In: Finance
Yield curve, by defination, is the plot of relationship between bond yields and maturity.
1) What is the common shape of yield curve? (Hint: Is it upward sloping or downward sloping?)
2) Explain why it is shaped the way you describe in 1)? (Hint: specify the risk associated with the yield curve)
3) What is inverted yield curve? Please explain why it shapes like that.
4) What is the implication of inverted yield curve? So basically what can we learn once inverted yield curve is identifed.
1. The common shape of yield curve age upward sloping because in general the long-term bond yields are greater than short term bond yields.this is because the duration of long term bonds are higher and the risk associated with long term bonds are also higher.

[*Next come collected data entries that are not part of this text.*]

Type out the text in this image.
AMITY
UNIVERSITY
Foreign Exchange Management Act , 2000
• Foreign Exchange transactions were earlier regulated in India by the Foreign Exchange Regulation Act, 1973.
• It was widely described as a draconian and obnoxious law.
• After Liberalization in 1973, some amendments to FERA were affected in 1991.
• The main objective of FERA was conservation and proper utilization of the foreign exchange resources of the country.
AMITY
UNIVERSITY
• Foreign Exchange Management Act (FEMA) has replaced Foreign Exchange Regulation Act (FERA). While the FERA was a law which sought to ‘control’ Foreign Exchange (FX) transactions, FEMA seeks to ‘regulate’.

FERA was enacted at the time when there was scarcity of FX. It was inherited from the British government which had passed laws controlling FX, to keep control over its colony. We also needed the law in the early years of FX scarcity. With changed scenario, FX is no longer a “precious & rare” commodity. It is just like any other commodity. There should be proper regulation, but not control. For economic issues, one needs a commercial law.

2. The yield curve is upward sloping because there is higher level of risk related to investment in long term bonds so investors demands a greater yield as there is is higher level of risk involved with investment in long term bonds and there is lower risk involved with investment into short term bonds.the duration of long term bonds are higher and the duration of short term bonds are lower
3. An inverted yield curve in which the yields of short term bonds are higher than yields of long term bonds this is because investors are expecting adverse economic situations in future and do not expect much of return on longer time frame.
4. An inverted yield curve is taken as warning sign for an impending recession because when investors expect no return in the longer time frame then the yield of the long term bonds goes below the rates of the short term bonds.